First, some local news: Bristol brewery Dawkins Ales has announced it is closing its brewery. That’s two breweries Bristol has lost this year, the other being Newtown Park, and three if you count the Wild Beer Co. Five pubs under the Dawkins Taverns umbrella will continue trading, but without Dawkins beer – creating opportunities for the Bristol breweries that remain, we suppose, as they too struggle in a challenging market.
And there’s also an update on last week’s story about Brew by Numbers. Last week, we used the phrase ‘shutting up’ as shorthand when ‘called in the administrators’ would have been more accurate – and was, indeed, the language used in the report we linked to. A week on, the London brewery has issued its own statement:
“[We] have relocated our business to a new site in Greenwich to expand and address the financial impacts of the pandemic. Regrettably, despite our best efforts, we have had to close our Bermondsey site due to the combined COVID-19 debt burden and the recent cost of living crisis… Moving forward we are now pleased to report that we are in the final stages of securing a deal as part of a restructuring process that will bring in new investors with financial expertise to ensure our future success.”
So, as 2023 winds on, breweries continue to struggle; some close; some are saved; and some close, while their brands live on. It still doesn’t feel apocalyptic to us, though. You might look at 2019, the last ‘normal’ year, for reassurance that closures do happen.
At Good Beer Hunting Courtney Iseman offers notes on the New York beer scene as both a microhistory and a personal memoir:
1992 also saw the opening of another seminal New York beer bar: Mugs Ale House, founded by Ed Berestecki in Williamsburg, Brooklyn.
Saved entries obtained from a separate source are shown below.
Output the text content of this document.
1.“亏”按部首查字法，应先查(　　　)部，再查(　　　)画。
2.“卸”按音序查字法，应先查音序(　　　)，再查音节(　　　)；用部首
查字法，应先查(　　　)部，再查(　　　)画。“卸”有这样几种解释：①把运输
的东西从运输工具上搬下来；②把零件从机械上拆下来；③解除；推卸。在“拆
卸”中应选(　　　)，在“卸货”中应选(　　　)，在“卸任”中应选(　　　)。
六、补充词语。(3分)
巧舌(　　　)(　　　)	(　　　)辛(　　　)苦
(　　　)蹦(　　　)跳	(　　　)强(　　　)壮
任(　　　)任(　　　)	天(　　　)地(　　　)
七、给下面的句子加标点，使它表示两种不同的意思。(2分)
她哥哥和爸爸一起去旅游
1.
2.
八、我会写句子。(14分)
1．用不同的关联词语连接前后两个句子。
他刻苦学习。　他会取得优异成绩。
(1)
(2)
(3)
Compared to the high camp of Burp Castle, Mugs was a good, old-fashioned tavern that felt like it had been there for a hundred years, with a cast of regulars as firmly rooted as the barstools on which they sat… As former bartender Hayley Karl recalls, many of those regulars were early beer industry members and craft beer fans… For me, Mugs existed in that liminal space between an explicitly craft-focused beer bar and a divey pub… Karl regales me with stories from what she calls the best bartending job she’s ever had… “It was like the HBO version of ‘Cheers.’ Where everybody knows … you got stabbed,” she quips.
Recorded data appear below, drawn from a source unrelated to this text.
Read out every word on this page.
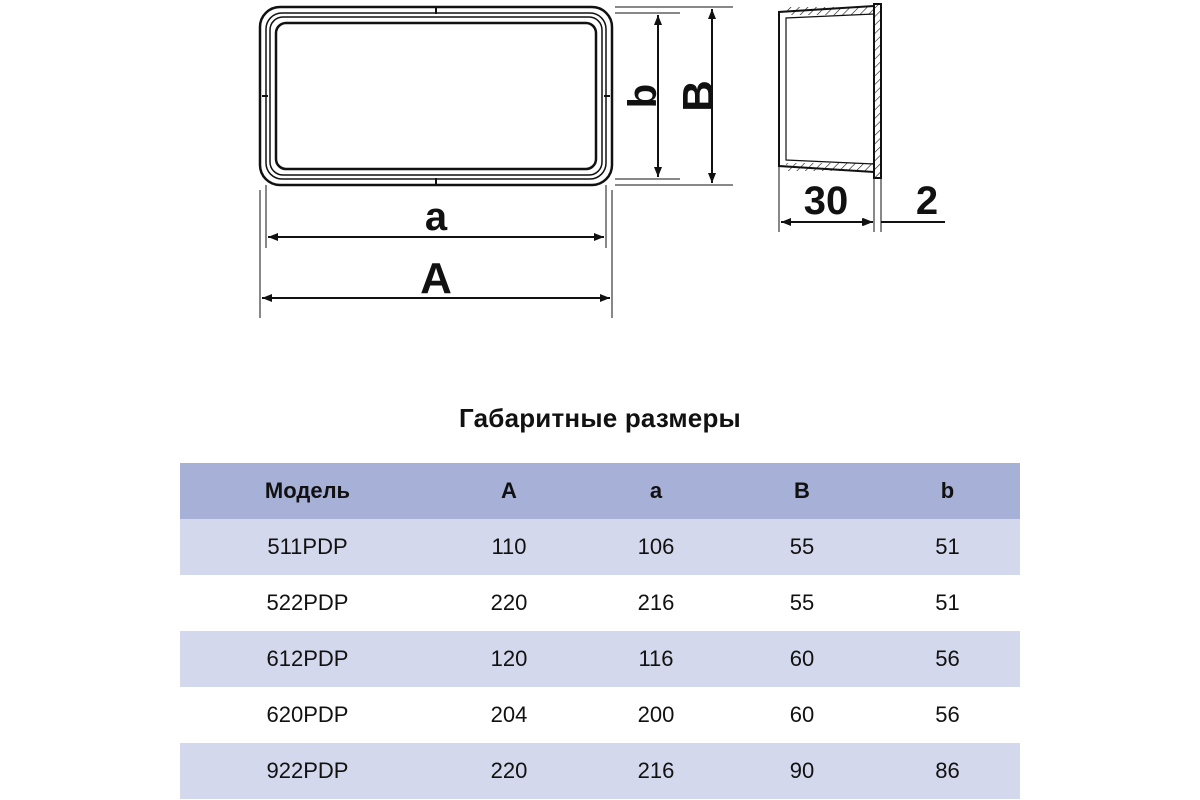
a
A
b B
30 2
Габаритные размеры
Модель	A	a	B	b
511PDP	110	106	55	51
522PDP	220	216	55	51
612PDP	120	116	60	56
620PDP	204	200	60	56
922PDP	220	216	90	86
For the same publication Tasha Prados has written about the part Jewish people played in the brewing industry of Bamberg, Germany’s “beer capital”:
In Bamberg, Jewish families came to govern the hop trade in what was then one of the main nodes of the global hop business. Markus Raupach, the Bamberg-based author of “Bier: Geschichte und Genuss” (or “Beer: History and Enjoyment”), says that Jewish hop traders in his city benefited from their international contacts, which gave them a highly productive network that transcended language barriers. This allowed them to quickly implement innovations from abroad, he notes, and gave them the means to make up for poor regional harvests with imported hops… Christian Kestel, economic historian at Weyermann Specialty Malting, says that over 100 Jewish firms and families dominated Bamberg’s hop trading business by the end of the 19th century.
At The Conversation Ian Shaw has written about how business have used, and continue to use, the imagery of royal crowns to borrow “majesty, authority and sovereignty” for themselves:
The Danish royal warrant entitles an organisation to display “an image of the crown along with the company’s name on signs”. Carlsberg beer is a prominent example of this… Of course, while some brands have an official royal endorsement, most organisations with a crown name or logo do not have a direct association with monarchy. Sometimes the crown brand name is used for its cultural associations – see the many British pubs called “The Crown”… The Mexican beer brand Corona, which uses both a crown name and logo, is the most valuable beer brand in the world, worth US$7 billion.
A lot of breweries and beer institutions are turning 10 this year, observes Mark Dredge in his latest piece for Ferment, the promo mag of a beer subscription service. He looks back on the past decade and draws out some trends and key themes:
The IPAs of 2013 were so bright you could read that year’s best-of list through any of the beers. Sparkling and golden-amber in colour, they were simply American IPAs and didn’t need a West Coast prefix to make drinkers realise it’s not a hazy New England beer – the whole prospect of a cloudy yellow IPA was still a curiosity. Viewed from 2023, where almost all IPAs (and Pale Ales) are now at least a bit hazy, and many are totally opaque with a mouthfeel often described with adjectives like smooth, thick and juicy, those original West Coasters feel like a throwback. That clean clarity and crispness of flavour has gone sweet and squidgy, and it’s not just the IPAs.
This is fascinating to us because we’ve got our own data points: our book Brew Britannia which came out in 2014 had hazy beer as an outlying but potentially significant trend. And in 2015, when we wrote an update, we titled it ‘The Good, the Bad & the Murky’.